The Guild of Shepherds & Collies

Kennel or Pet Sitter: Which is Best For My Dog?

Know Your Options and Which Is Best for Your Dog: Kennel or Pet Sitter.

kennel or pet sitter

Boarding facilities are a wonderful option for many humans when they decide to take a vacation or travel, but they want to ensure their dogs will be well taken care of with the same love and care that they provide. kennel or pet sitter

But there is a dark side to boarding facilities, and it’s not always the facility itself - it’s the side effects on the dog’s psyche from being there.

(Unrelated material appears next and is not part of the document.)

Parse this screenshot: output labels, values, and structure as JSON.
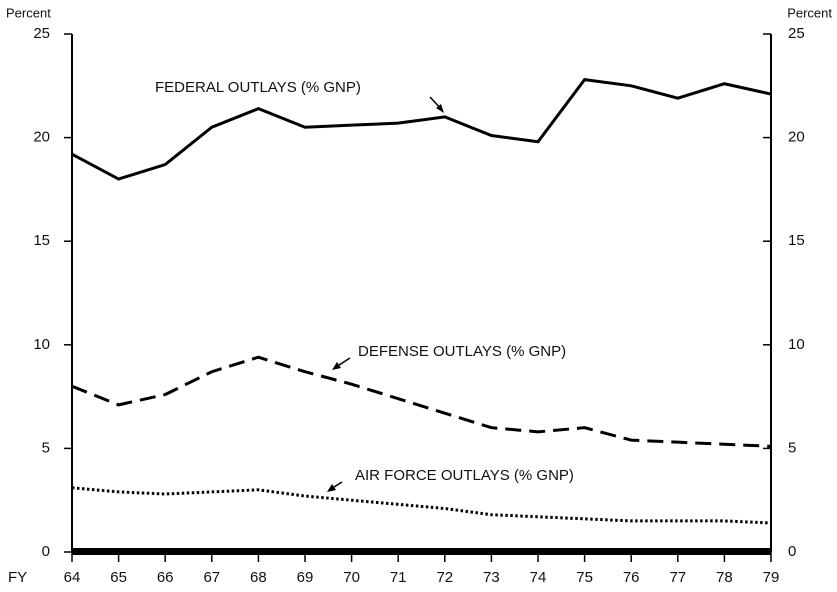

So let’s talk about the environment that you would send your dog into.

The Territory

Think about trying to gauge where you are and smelling hundreds of dogs - all the dogs that are there now and who have been there over the past couple weeks. IT’S OVERWHELMING and CONFUSING.

The Noise

Majority of the dogs in a kennel environment are barking; some of the barks can be play, but some are fears, anxieties, and frustration. Your home doesn’t regularly have all these noises constantly going on so it’s a lot for the dog to just “deal” with all of a sudden, with no time to desensitize and/or habituate to it.

Separation

All dogs go through some level of separation from their humans; the more sensitive the dog, the harder it hits them. There are cases where dogs who never previously showed separation anxiety got dropped off at a kennel for a week, then came back with severe separation anxiety due to the fact that they just couldn’t cope.

Energy

As you know, dogs are very energy-oriented. Your dog may be very relaxed and easygoing, but if you put a high-energy, anxious, vocal dog right next to him or her all day and all night, your dog will go nuts and feed off that energy.

Now let’s talk about the fact you have a herding breed dog….

They are:

  • Bred specifically for sensitivities
  • High strung/energy
  • Incredibly intelligent, which means they are over-thinkers

These breeds can do fine in a kennel environment, but it comes down to the dog’s personality and whether they can handle it or not. Which ultimately comes down to YOU making sure you know your dog and whether they are going to feel 100%, 50%, or 0% comfortable at a boarding facility. If at any time you feel your dog wouldn’t do well, you need to think of the consequences that can come of this decision.

This decision should never be made lightly when you have a dog that has one or more of the following behaviours:

  • Dog–dog issues
  • Fears & Sensitivities
  • Anxiety/Timid/Shyness
  • Reactivity

Why?

These types of dogs that are already showing behavioural issues are more susceptible to stress, and there isn’t more stress for this type of dog than taking them away from their home and human and putting them in a situation where there is uncertainty and confusion.

Don’t Worry - Other Help Is Available!

In-Home Boarding

This is usually available in almost any area. In home boarding, a professional takes your dog into their home and cares for them while you’re away, just like they would with their own. The beauty of this option is the dog has one-on-one care and love, so their stress is lessened.

This would be highly beneficial for any dog with the behavioural issues I mentioned above. The one-on-one care that the individual can give would be very good for your dog, as long as that individual and your dog are comfortable with one another.

House/Pet Sitting

This is where a person comes to YOUR home to take care of your dog in their own environment. This option is usually for dogs that have severe separation anxiety or other serious issues, OR if you have one lucky pet.

This is by far the best choice as it limits the stress on the dog because everything stays the same, with the exception of the humans leaving temporarily.

Tips to ease stress, if using a kennel

I understand that there are circumstances where kenneling/boarding are the only option (financial, time, special needs) and you should never feel bad about it. But there are things that you can do to make it easier for your dog if this is the only available option.

  • Bring your dog’s own bed
  • Bring your dog's own food
  • Bring your dog’s toys
  • Bring a blanket that has the humans smell on it (multiple to trade every couple days).
  • Do preliminary visits, get your dog comfortable in the environment and with the staff.

Always do your reference checks for ANY Kennel or In-Home Boarding. Never leave your dog with anyone you don’t get a good feel for, though the biggest signal is your dog - how do they like the kennel or home?